A Yale Law School administrator urged the Yale Law Journal to host a diversity trainer who claimed that antisemitism is a form of anti-blackness, according to the Washington Free Beacon.
The trainer also reportedly suggested the Federal Bureau of Investigation (FBI) “artificially inflates the number of anti-Semitic hate crimes,” the outlet said on Tuesday:
The comments from diversity trainer Ericka Hart—a self-described “kinky” sex-ed teacher who works with children as young as nine—shocked members of the predominantly liberal law review, many of whom characterized the presentation as anti-Semitic, according to a memo from Yale Law Journal editors obtained by the Washington Free Beacon.
“I consider myself very liberal,” one student quoted in the document stated. However, Hart’s presentation, that was delivered on September 17 to members of the law review, was “almost like a conservative parody of what antiracism trainings are like.”
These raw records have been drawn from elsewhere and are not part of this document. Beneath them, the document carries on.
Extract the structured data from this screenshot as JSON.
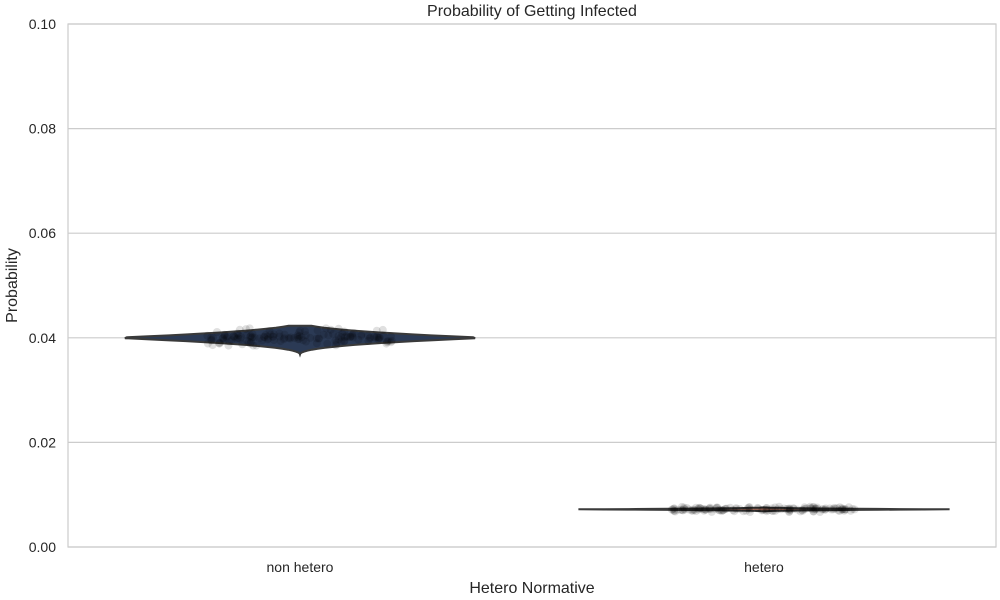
{
  "chart_data": {
    "type": "violin",
    "title": "Probability of Getting Infected",
    "xlabel": "Hetero Normative",
    "ylabel": "Probability",
    "ylim": [
      0,
      0.1
    ],
    "yticks": [
      0.0,
      0.02,
      0.04,
      0.06,
      0.08,
      0.1
    ],
    "ytick_labels": [
      "0.00",
      "0.02",
      "0.04",
      "0.06",
      "0.08",
      "0.10"
    ],
    "grid": true,
    "categories": [
      "non hetero",
      "hetero"
    ],
    "series": [
      {
        "category": "non hetero",
        "center": 0.04,
        "min": 0.0368,
        "max": 0.0423,
        "points_spread": [
          0.0385,
          0.0418
        ],
        "color": "#2b3a55",
        "point_color": "#000000"
      },
      {
        "category": "hetero",
        "center": 0.0072,
        "min": 0.0068,
        "max": 0.0076,
        "points_spread": [
          0.0067,
          0.0077
        ],
        "color": "#c9826b",
        "point_color": "#000000"
      }
    ]
  }
}
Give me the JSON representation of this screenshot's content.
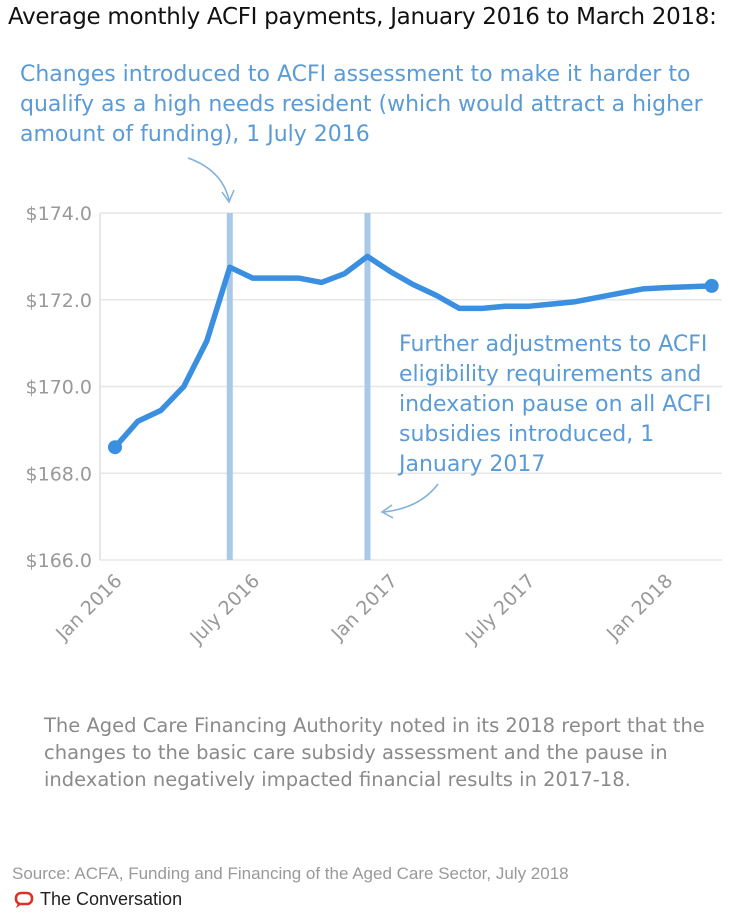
{
  "title": "Average monthly ACFI payments, January 2016 to March 2018:",
  "annotations": [
    "Changes introduced to ACFI assessment to make it harder to qualify as a high needs resident (which would attract a higher amount of funding), 1 July 2016",
    "Further adjustments to ACFI eligibility requirements and indexation pause on all ACFI subsidies introduced, 1 January 2017"
  ],
  "note": "The Aged Care Financing Authority noted in its 2018 report that the changes to the basic care subsidy assessment and the pause in indexation negatively impacted financial results in 2017-18.",
  "source": "Source: ACFA, Funding and Financing of the Aged Care Sector, July 2018",
  "brand": "The Conversation",
  "colors": {
    "line": "#3a8fe0",
    "marker": "#a9c9e6",
    "annotation": "#5b9bd5",
    "brand": "#d8352a"
  },
  "chart_data": {
    "type": "line",
    "title": "Average monthly ACFI payments, January 2016 to March 2018:",
    "xlabel": "",
    "ylabel": "",
    "ylim": [
      166,
      174
    ],
    "yticks": [
      166,
      168,
      170,
      172,
      174
    ],
    "ytick_labels": [
      "$166.0",
      "$168.0",
      "$170.0",
      "$172.0",
      "$174.0"
    ],
    "xticks": [
      0,
      6,
      12,
      18,
      24
    ],
    "xtick_labels": [
      "Jan 2016",
      "July 2016",
      "Jan 2017",
      "July 2017",
      "Jan 2018"
    ],
    "x": [
      0,
      1,
      2,
      3,
      4,
      5,
      6,
      7,
      8,
      9,
      10,
      11,
      12,
      13,
      14,
      15,
      16,
      17,
      18,
      19,
      20,
      21,
      22,
      23,
      24,
      25,
      26
    ],
    "series": [
      {
        "name": "Average monthly ACFI payment",
        "values": [
          168.6,
          169.2,
          169.45,
          170.0,
          171.05,
          172.75,
          172.5,
          172.5,
          172.5,
          172.4,
          172.6,
          173.0,
          172.65,
          172.35,
          172.1,
          171.8,
          171.8,
          171.85,
          171.85,
          171.9,
          171.95,
          172.05,
          172.15,
          172.25,
          172.28,
          172.3,
          172.32
        ]
      }
    ],
    "event_markers": [
      5,
      11
    ],
    "grid": true
  }
}
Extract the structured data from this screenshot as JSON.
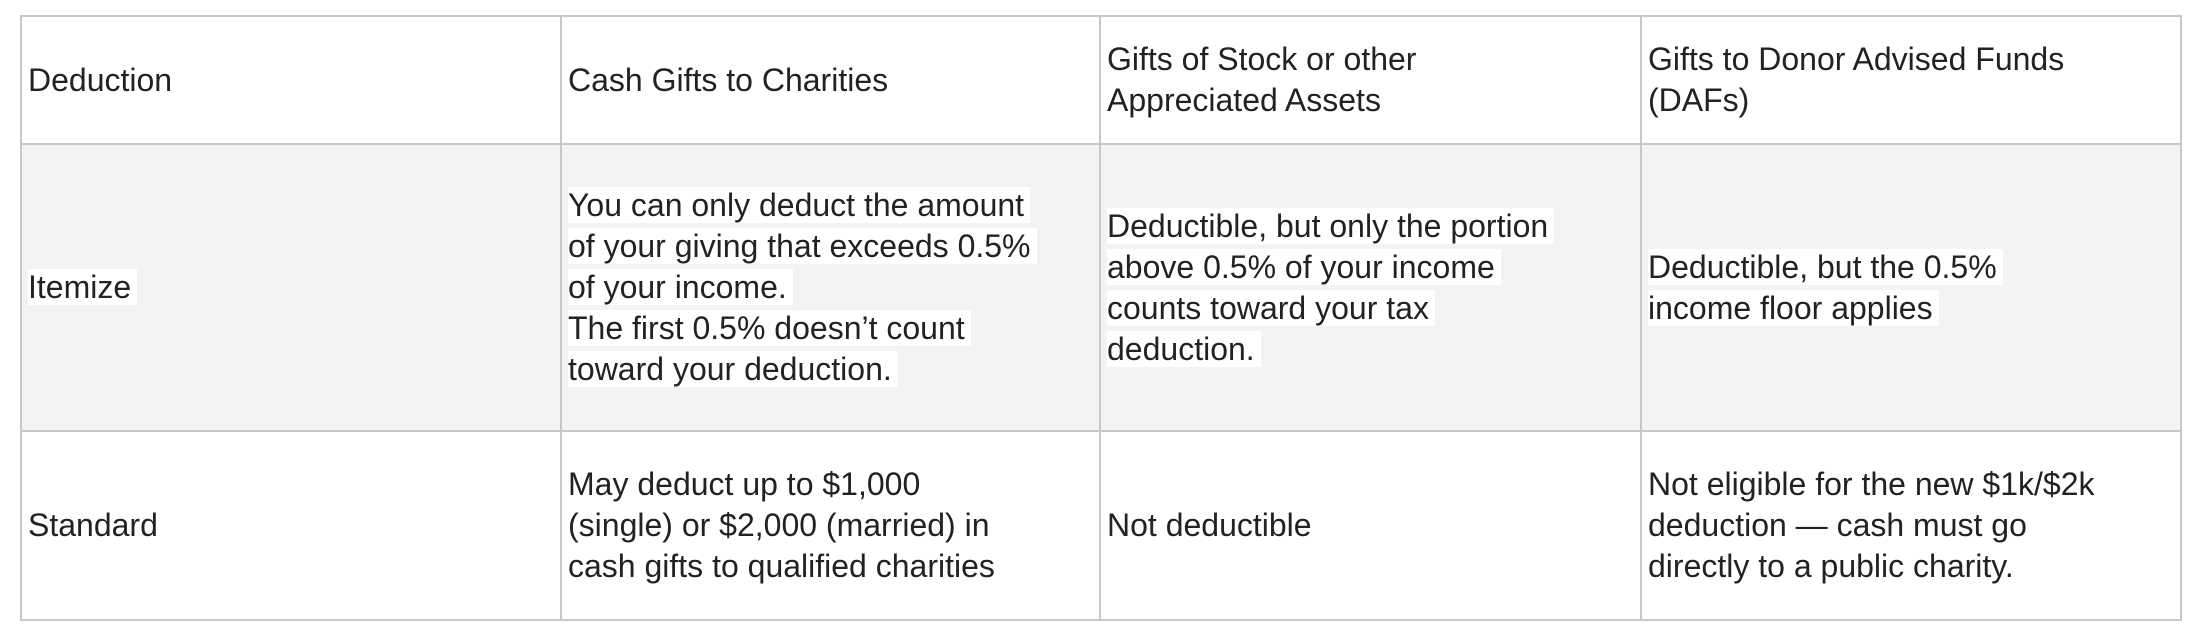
{
  "table": {
    "headers": [
      [
        "Deduction"
      ],
      [
        "Cash Gifts to Charities"
      ],
      [
        "Gifts of Stock or other",
        "Appreciated Assets"
      ],
      [
        "Gifts to Donor Advised Funds",
        "(DAFs)"
      ]
    ],
    "rows": [
      {
        "label": "Itemize",
        "cells": [
          [
            "You can only deduct the amount",
            "of your giving that exceeds 0.5%",
            "of your income.",
            "The first 0.5% doesn’t count",
            "toward your deduction."
          ],
          [
            "Deductible, but only the portion",
            "above 0.5% of your income",
            "counts toward your tax",
            "deduction."
          ],
          [
            "Deductible, but the 0.5%",
            "income floor applies"
          ]
        ]
      },
      {
        "label": "Standard",
        "cells": [
          [
            "May deduct up to $1,000",
            "(single) or $2,000 (married) in",
            "cash gifts to qualified charities"
          ],
          [
            "Not deductible"
          ],
          [
            "Not eligible for the new $1k/$2k",
            "deduction — cash must go",
            "directly to a public charity."
          ]
        ]
      }
    ]
  }
}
The Beacon article continued:
The controversy began when a law journal editor asked Hart why her presentation had addressed inequities like “pretty privilege” and “fatphobia” but not anti-Semitism. According to the memo, which collected feedback on the training from 33 law journal editors, Hart responded that she’d already covered anti-Semitism by discussing anti-blackness, because some Jews are black. She also raised questions about FBI data showing that Jews are the most frequent targets of hate crimes—implying, in the words of one journal editor, that the people compiling those statistics had an “agenda.”
“She basically said anti-Semitism is a subset of anti-blackness,” the editor said during an interview with the Beacon. “She didn’t recognize there could be anti-Semitism against white people.”
Reactions to the training session was nearly uniformly negative, and 82 percent of editors said they would not invite Hart again.
“The training was held the same day that Yaseen Eldik, the law school’s diversity director, told second-year law student Trent Colbert that his refusal to apologize for a party invite could cause him trouble on the bar exam,” the Beacon article said.
Yale administrators had pressured the student to apologize for a “triggering ” email message in which he described his apartment as a “trap house,” the outlet reported on October 13.
Meanwhile, the journal had solicited ideas for a diversity trainer in the months prior, the recent memo said, and Eldik recommended Hart.
For several of the students, the most offensive part about Hart’s presentation was its anti-intellectualism.
“We are supposed to be the smartest law students in the world,” one editor said, adding, “Yet for two hours, we were forced to sit quietly and unquestioningly take on faith asinine arguments devoid of any evidence.”